Microglia-mediated inflammatory responses play a crucial role in aging-related neurodegenerative diseases. The TXNIP/NLRP3 pathway is a key pathway leading to microglial activation. Panax notoginseng Saponins (PNS) have been widely used for the treatment of stroke in China.

This study evaluates the anti-neuroinflammatory effect of PNS and investigates the mechanism via TXNIP-mediated NLRP3 inflammasome activation in aging rats.

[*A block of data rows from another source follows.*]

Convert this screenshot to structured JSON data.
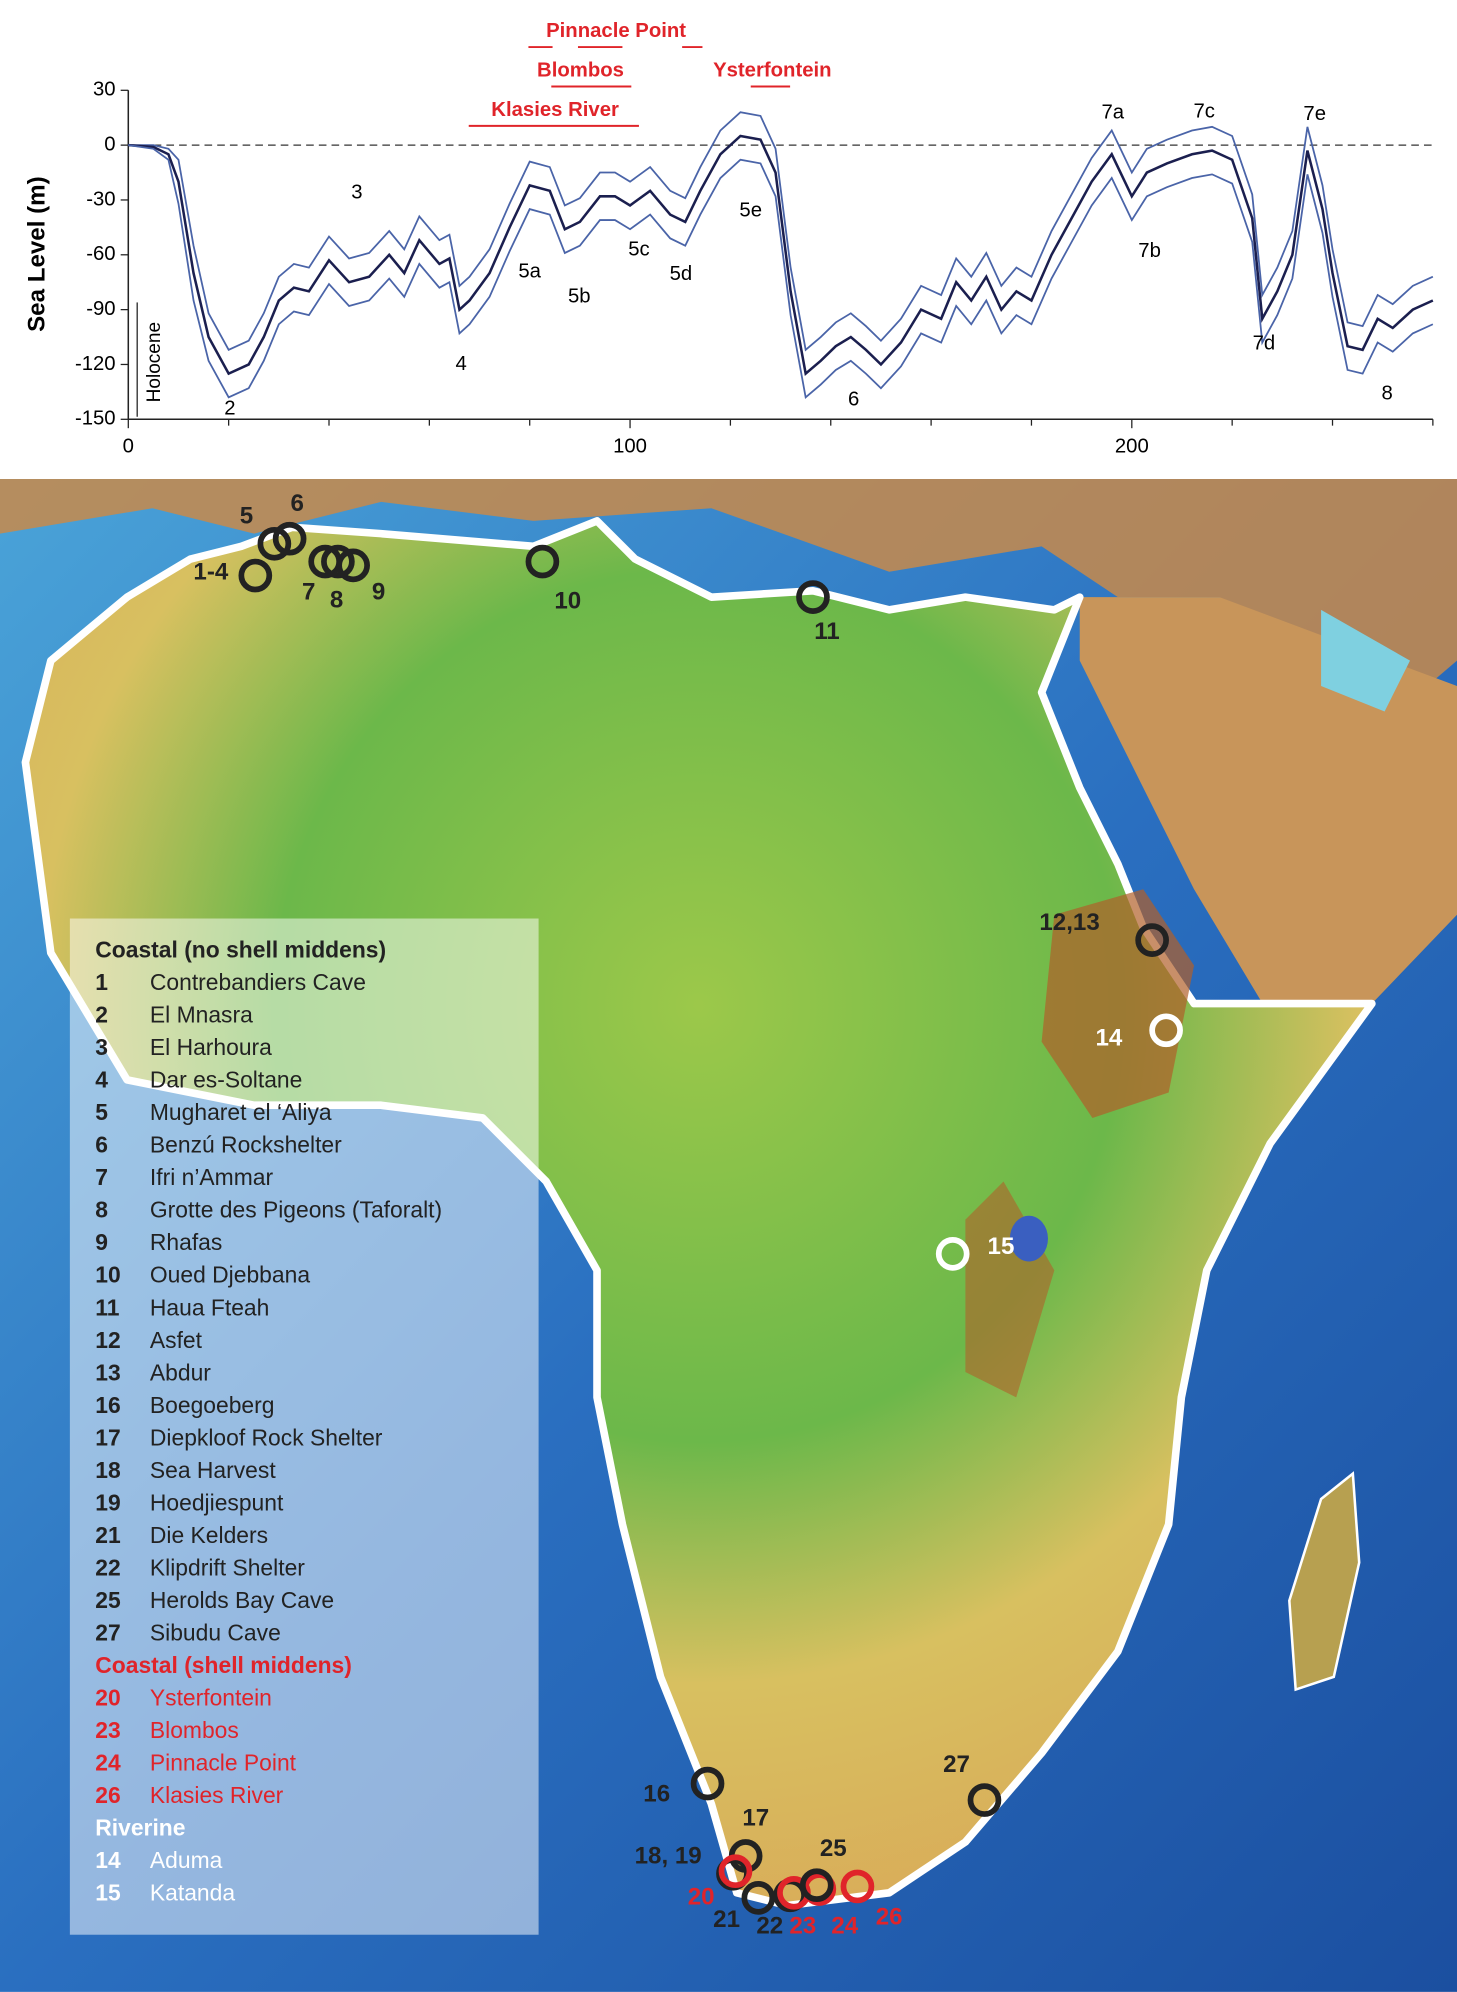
{
  "chart_data": {
    "type": "line",
    "y_label": "Sea Level (m)",
    "xlim": [
      0,
      260
    ],
    "ylim": [
      -150,
      30
    ],
    "xticks": [
      0,
      100,
      200
    ],
    "xticks_minor": [
      20,
      40,
      60,
      80,
      120,
      140,
      160,
      180,
      220,
      240,
      260
    ],
    "yticks": [
      -150,
      -120,
      -90,
      -60,
      -30,
      0,
      30
    ],
    "zero_line": true,
    "x": [
      0,
      5,
      8,
      10,
      13,
      16,
      20,
      24,
      27,
      30,
      33,
      36,
      40,
      44,
      48,
      52,
      55,
      58,
      62,
      64,
      66,
      68,
      72,
      76,
      80,
      84,
      87,
      90,
      94,
      97,
      100,
      104,
      108,
      111,
      114,
      118,
      122,
      126,
      129,
      132,
      135,
      138,
      141,
      144,
      147,
      150,
      154,
      158,
      162,
      165,
      168,
      171,
      174,
      177,
      180,
      184,
      188,
      192,
      196,
      200,
      203,
      207,
      212,
      216,
      220,
      224,
      226,
      229,
      232,
      235,
      238,
      240,
      243,
      246,
      249,
      252,
      256,
      260
    ],
    "series": [
      {
        "color": "#4a64a8",
        "values": [
          0,
          0,
          -2,
          -8,
          -55,
          -92,
          -112,
          -107,
          -92,
          -72,
          -65,
          -67,
          -50,
          -62,
          -59,
          -47,
          -57,
          -39,
          -52,
          -49,
          -77,
          -72,
          -57,
          -32,
          -9,
          -12,
          -33,
          -29,
          -15,
          -15,
          -20,
          -12,
          -25,
          -29,
          -12,
          8,
          18,
          16,
          -2,
          -67,
          -112,
          -105,
          -97,
          -92,
          -99,
          -107,
          -95,
          -77,
          -82,
          -62,
          -72,
          -59,
          -77,
          -67,
          -72,
          -47,
          -27,
          -7,
          8,
          -15,
          -2,
          3,
          8,
          10,
          5,
          -27,
          -82,
          -67,
          -47,
          10,
          -22,
          -57,
          -97,
          -99,
          -82,
          -87,
          -77,
          -72
        ]
      },
      {
        "color": "#1b1f4f",
        "values": [
          0,
          -1,
          -5,
          -20,
          -70,
          -105,
          -125,
          -120,
          -105,
          -85,
          -78,
          -80,
          -63,
          -75,
          -72,
          -60,
          -70,
          -52,
          -65,
          -62,
          -90,
          -85,
          -70,
          -45,
          -22,
          -25,
          -46,
          -42,
          -28,
          -28,
          -33,
          -25,
          -38,
          -42,
          -25,
          -5,
          5,
          3,
          -15,
          -80,
          -125,
          -118,
          -110,
          -105,
          -112,
          -120,
          -108,
          -90,
          -95,
          -75,
          -85,
          -72,
          -90,
          -80,
          -85,
          -60,
          -40,
          -20,
          -5,
          -28,
          -15,
          -10,
          -5,
          -3,
          -8,
          -40,
          -95,
          -80,
          -60,
          -3,
          -35,
          -70,
          -110,
          -112,
          -95,
          -100,
          -90,
          -85
        ]
      },
      {
        "color": "#4a64a8",
        "values": [
          0,
          -2,
          -8,
          -32,
          -85,
          -118,
          -138,
          -133,
          -118,
          -98,
          -91,
          -93,
          -76,
          -88,
          -85,
          -73,
          -83,
          -65,
          -78,
          -75,
          -103,
          -98,
          -83,
          -58,
          -35,
          -38,
          -59,
          -55,
          -41,
          -41,
          -46,
          -38,
          -51,
          -55,
          -38,
          -18,
          -8,
          -10,
          -28,
          -93,
          -138,
          -131,
          -123,
          -118,
          -125,
          -133,
          -121,
          -103,
          -108,
          -88,
          -98,
          -85,
          -103,
          -93,
          -98,
          -73,
          -53,
          -33,
          -18,
          -41,
          -28,
          -23,
          -18,
          -16,
          -21,
          -53,
          -108,
          -93,
          -73,
          -16,
          -48,
          -83,
          -123,
          -125,
          -108,
          -113,
          -103,
          -98
        ]
      }
    ],
    "annotations": [
      "2",
      "3",
      "4",
      "5a",
      "5b",
      "5c",
      "5d",
      "5e",
      "6",
      "7a",
      "7b",
      "7c",
      "7d",
      "7e",
      "8",
      "Holocene"
    ],
    "site_labels": [
      "Pinnacle Point",
      "Blombos",
      "Klasies River",
      "Ysterfontein"
    ]
  },
  "map": {
    "sites": [
      {
        "label": "1-4",
        "color": "#222222"
      },
      {
        "label": "5",
        "color": "#222222"
      },
      {
        "label": "6",
        "color": "#222222"
      },
      {
        "label": "7",
        "color": "#222222"
      },
      {
        "label": "8",
        "color": "#222222"
      },
      {
        "label": "9",
        "color": "#222222"
      },
      {
        "label": "10",
        "color": "#222222"
      },
      {
        "label": "11",
        "color": "#222222"
      },
      {
        "label": "12,13",
        "color": "#222222"
      },
      {
        "label": "14",
        "color": "#ffffff"
      },
      {
        "label": "15",
        "color": "#ffffff"
      },
      {
        "label": "16",
        "color": "#222222"
      },
      {
        "label": "17",
        "color": "#222222"
      },
      {
        "label": "18, 19",
        "color": "#222222"
      },
      {
        "label": "20",
        "color": "#e0242a"
      },
      {
        "label": "21",
        "color": "#222222"
      },
      {
        "label": "22",
        "color": "#222222"
      },
      {
        "label": "23",
        "color": "#e0242a"
      },
      {
        "label": "24",
        "color": "#e0242a"
      },
      {
        "label": "25",
        "color": "#222222"
      },
      {
        "label": "26",
        "color": "#e0242a"
      },
      {
        "label": "27",
        "color": "#222222"
      }
    ],
    "legend": [
      {
        "title": "Coastal (no shell middens)",
        "color": "#222222",
        "items": [
          [
            "1",
            "Contrebandiers Cave"
          ],
          [
            "2",
            "El Mnasra"
          ],
          [
            "3",
            "El Harhoura"
          ],
          [
            "4",
            "Dar es-Soltane"
          ],
          [
            "5",
            "Mugharet el ‘Aliya"
          ],
          [
            "6",
            "Benzú Rockshelter"
          ],
          [
            "7",
            "Ifri n’Ammar"
          ],
          [
            "8",
            "Grotte des Pigeons (Taforalt)"
          ],
          [
            "9",
            "Rhafas"
          ],
          [
            "10",
            "Oued Djebbana"
          ],
          [
            "11",
            "Haua Fteah"
          ],
          [
            "12",
            "Asfet"
          ],
          [
            "13",
            "Abdur"
          ],
          [
            "16",
            "Boegoeberg"
          ],
          [
            "17",
            "Diepkloof Rock Shelter"
          ],
          [
            "18",
            "Sea Harvest"
          ],
          [
            "19",
            "Hoedjiespunt"
          ],
          [
            "21",
            "Die Kelders"
          ],
          [
            "22",
            "Klipdrift Shelter"
          ],
          [
            "25",
            "Herolds Bay Cave"
          ],
          [
            "27",
            "Sibudu Cave"
          ]
        ]
      },
      {
        "title": "Coastal (shell middens)",
        "color": "#e0242a",
        "items": [
          [
            "20",
            "Ysterfontein"
          ],
          [
            "23",
            "Blombos"
          ],
          [
            "24",
            "Pinnacle Point"
          ],
          [
            "26",
            "Klasies River"
          ]
        ]
      },
      {
        "title": "Riverine",
        "color": "#ffffff",
        "items": [
          [
            "14",
            "Aduma"
          ],
          [
            "15",
            "Katanda"
          ]
        ]
      }
    ]
  }
}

Eighteen-month-old Sprague-Dawley rats were randomly divided into the aging control group and PNS treated groups (n=15 each group). For PNS-treated groups, rats were administrated food with PNS at the doses of 10 mg/kg and 30 mg/kg for consecutive 6 months until they were 24-month old. Rats from the aging control group were given the same food without PNS. Twomonth- old rats were purchased and given the same food until they were 6-months old as the adult control group (n = 15). Then, the cortex and hippocampus were rapidly harvested and deposited. H&E staining was used to assess histo-morphological changes. Western blotting was carried out to detect the protein expression. Immunofluorescence was employed to measure the co-localization of NLRP3, TXNIP and Iba-1. In vitro model was established by LPS+ATP co-incubation in the BV2 microglia cell line.

Aging rats exhibited increased activation of microglia, accompanied by a high level of IL-1β expression. Meanwhile, aging rats showed enhanced protein expression of TXNIP and NLRP3 related molecules, which co-localized with microglia. PNS treatment effectively reduced the number of degenerated neurons and reversed the activation of the TXNIP/NLRP3 inflammatory pathway. In vitro results showed that PNS up to 100 μg/ml had no significant toxicity on BV2 microglia. PNS (25, 50 μg/ml) effectively reduced the inflammatory response induced by LPS and ATP co-stimulation, thus inhibiting the expression of TXNIP/NLRP3 pathway-related proteins.

PNS treatment improved aging-related neuronal damage through inhibiting TXNIP mediated NLRP3 inflammasome activation, which provided a potential target for the treatment of inflammation-related neurodegenerative diseases.